The comment period on the paper closed in March and we are assessing the feedback. The OSC is open to considering changes to our exempt market regulatory regime for alternative capital raising exemptions, such as an OM exemption.

We are also considering the issue of crowdfunding. I want to note that the Ontario government is also examining crowdfunding as mentioned by the Minister of Economic Development and Innovation in his speech at the Technicity conference last fall.

Crowdfunding is one option that appears to be gaining momentum around the world following the approval of the U.S. JOBS Act in April 2012. As a result, we are looking at crowdfunding very closely. The issues are complex and it is a challenging task to find the right balance.

For example, the new exemption for crowdfunding under the JOBS Act is subject to SEC rulemaking. The deadline for the SEC to issue rules was December 31, 2012, but no rules have been published to date.

We are asking ourselves three key questions:

  1. Would crowdfunding be an effective capital raising tool for companies?,
  2. Are investors interested in these types of investment opportunities?, and
  3. Can we find ways to address investor protection concerns regarding the potentially high risk and illiquid nature of these types of investments?

Crowdfunding may not be the answer to all of the challenges facing small business, but it is something that we must examine.

We also recognize that the exempt market is one area where the CSA is not harmonized. Our objective is to attempt to harmonize Ontario’s exempt market regulatory regime, as appropriate, with other Canadian jurisdictions. The CSA has also agreed to explore ways to achieve the harmonization of these exemptions to the extent possible.

As I mentioned, we are considering the feedback we received from investors, issuers, dealers and other stakeholders. We are planning to publish a progress update on our review of possible new exemptions in late summer.

We have an obligation to ensure that any proposals reflect today’s market realities: globalization, multiple markets, and industry incentives in developing and distributing products.

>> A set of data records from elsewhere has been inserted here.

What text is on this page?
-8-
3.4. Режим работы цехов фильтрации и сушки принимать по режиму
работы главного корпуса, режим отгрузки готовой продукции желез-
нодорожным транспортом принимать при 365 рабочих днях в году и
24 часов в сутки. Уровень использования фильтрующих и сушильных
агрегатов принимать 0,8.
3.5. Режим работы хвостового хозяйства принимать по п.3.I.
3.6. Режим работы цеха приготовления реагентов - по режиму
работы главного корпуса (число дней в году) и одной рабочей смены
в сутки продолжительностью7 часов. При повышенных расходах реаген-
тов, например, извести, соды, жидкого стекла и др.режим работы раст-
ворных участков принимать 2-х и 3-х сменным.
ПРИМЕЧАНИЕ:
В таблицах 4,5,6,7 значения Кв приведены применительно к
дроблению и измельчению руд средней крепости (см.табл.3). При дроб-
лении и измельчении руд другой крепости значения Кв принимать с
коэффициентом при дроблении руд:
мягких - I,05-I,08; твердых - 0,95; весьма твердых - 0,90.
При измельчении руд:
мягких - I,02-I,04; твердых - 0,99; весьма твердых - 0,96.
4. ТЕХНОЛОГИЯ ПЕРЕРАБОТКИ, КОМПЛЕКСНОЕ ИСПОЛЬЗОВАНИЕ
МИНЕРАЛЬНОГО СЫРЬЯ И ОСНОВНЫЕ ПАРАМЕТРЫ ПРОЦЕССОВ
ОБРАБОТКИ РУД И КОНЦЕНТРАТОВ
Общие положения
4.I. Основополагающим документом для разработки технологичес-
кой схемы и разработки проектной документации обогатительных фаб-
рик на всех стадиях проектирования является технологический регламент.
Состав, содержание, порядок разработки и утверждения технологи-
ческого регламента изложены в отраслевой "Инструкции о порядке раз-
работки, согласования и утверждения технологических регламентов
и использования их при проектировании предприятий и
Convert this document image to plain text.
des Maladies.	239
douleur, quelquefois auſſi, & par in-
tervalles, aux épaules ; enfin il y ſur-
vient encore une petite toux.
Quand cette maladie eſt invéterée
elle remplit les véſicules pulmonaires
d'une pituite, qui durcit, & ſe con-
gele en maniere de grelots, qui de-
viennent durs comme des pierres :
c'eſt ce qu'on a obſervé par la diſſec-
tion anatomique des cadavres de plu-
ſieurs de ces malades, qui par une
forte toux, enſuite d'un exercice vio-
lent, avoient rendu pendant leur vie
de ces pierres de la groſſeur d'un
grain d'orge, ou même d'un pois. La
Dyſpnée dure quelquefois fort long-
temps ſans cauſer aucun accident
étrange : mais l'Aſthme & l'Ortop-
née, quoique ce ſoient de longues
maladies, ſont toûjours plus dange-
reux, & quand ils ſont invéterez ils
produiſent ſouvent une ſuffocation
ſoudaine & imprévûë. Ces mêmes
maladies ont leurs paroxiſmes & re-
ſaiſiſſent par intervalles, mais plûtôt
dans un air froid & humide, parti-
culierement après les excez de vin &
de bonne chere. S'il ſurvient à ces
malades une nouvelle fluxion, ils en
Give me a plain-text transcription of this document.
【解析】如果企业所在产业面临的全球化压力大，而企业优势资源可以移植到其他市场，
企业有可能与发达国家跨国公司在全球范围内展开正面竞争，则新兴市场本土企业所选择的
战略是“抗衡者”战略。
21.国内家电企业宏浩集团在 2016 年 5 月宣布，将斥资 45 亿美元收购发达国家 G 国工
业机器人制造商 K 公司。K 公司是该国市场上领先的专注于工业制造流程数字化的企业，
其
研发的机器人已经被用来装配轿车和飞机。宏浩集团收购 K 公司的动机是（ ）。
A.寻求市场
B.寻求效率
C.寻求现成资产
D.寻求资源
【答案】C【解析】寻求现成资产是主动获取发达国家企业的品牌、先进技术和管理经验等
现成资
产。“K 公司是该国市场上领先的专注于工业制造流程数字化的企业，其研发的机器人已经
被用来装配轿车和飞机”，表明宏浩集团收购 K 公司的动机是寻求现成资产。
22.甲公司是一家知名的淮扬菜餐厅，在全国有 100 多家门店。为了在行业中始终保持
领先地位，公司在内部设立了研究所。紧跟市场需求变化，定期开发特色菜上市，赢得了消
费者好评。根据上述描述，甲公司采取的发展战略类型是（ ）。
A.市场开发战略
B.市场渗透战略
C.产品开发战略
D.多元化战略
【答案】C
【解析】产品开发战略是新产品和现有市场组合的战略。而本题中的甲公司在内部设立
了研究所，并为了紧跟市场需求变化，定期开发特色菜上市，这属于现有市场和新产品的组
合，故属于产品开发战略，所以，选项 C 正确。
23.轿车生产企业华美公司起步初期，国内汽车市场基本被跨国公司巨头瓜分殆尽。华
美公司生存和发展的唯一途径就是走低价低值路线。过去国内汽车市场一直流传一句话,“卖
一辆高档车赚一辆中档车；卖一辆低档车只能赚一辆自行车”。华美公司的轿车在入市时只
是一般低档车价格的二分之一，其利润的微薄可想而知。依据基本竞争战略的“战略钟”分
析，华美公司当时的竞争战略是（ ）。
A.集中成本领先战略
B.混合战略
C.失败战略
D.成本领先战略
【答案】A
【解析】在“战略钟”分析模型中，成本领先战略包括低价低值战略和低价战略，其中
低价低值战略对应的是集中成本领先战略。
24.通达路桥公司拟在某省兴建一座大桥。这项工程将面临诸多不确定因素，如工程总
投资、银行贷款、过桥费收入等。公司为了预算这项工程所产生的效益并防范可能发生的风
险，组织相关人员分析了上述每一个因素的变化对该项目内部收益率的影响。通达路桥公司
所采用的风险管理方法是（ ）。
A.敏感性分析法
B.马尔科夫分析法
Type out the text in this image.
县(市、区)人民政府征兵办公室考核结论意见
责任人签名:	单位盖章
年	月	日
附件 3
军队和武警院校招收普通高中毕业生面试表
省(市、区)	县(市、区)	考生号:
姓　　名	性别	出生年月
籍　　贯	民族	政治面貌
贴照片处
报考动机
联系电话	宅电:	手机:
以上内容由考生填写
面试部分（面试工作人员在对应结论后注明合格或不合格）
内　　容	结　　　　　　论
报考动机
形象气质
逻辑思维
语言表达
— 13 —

We need to consider the appropriate limits on both companies and investors. We also need to consider whether additional investor protection measures are warranted.

We have to get this right. It has to work for the individual in BC or Nova Scotia who wants to invest in his cousin’s business in Ontario, and it has to work for the big pension fund that is responsible for providing income to thousands of retirees.

I also want to mention that we cannot do this alone. We are willing to consider the introduction of new tools in the exempt market, but to make it work, we need a commitment from industry to ensure that investors are protected. We view investor protection as a shared responsibility.

As you know, the OSC recently conducted a suitability sweep of portfolio managers and exempt market dealers. In particular, we found substantive and procedural issues at certain exempt market dealers with respect to Know Your Client and suitability obligations, as well as the sale of securities inappropriately to non-accredited investors.

We plan to publish a report of key findings and “best practice” guidance in the fall to assist registrants in meeting their compliance obligations. In our view, more work needs to be done by industry to, at a minimum, consistently meet existing requirements.


Ultimately, we all have a shared responsibility to support and facilitate robust and healthy capital markets in Ontario. We also share a common goal of contributing to the growth of Ontario’s economy.

It comes back to access by those who need capital and those who have money to invest.

Our job as a regulator is to create the framework and set the rules of the game to make Ontario’s capital markets fairer and more efficient, and provide an appropriate level of investor protection.

We do not want to stand in the way of capital formation, but we have a responsibility to ensure that capital formation occurs in a manner that reflects the important investor protections provided under securities law.

Thank you.

1. Statistics Canada, Small, Medium and Large Businesses in the Canadian Economy: Measuring their Contribution to Gross Domestic Product in 2005, May 2011.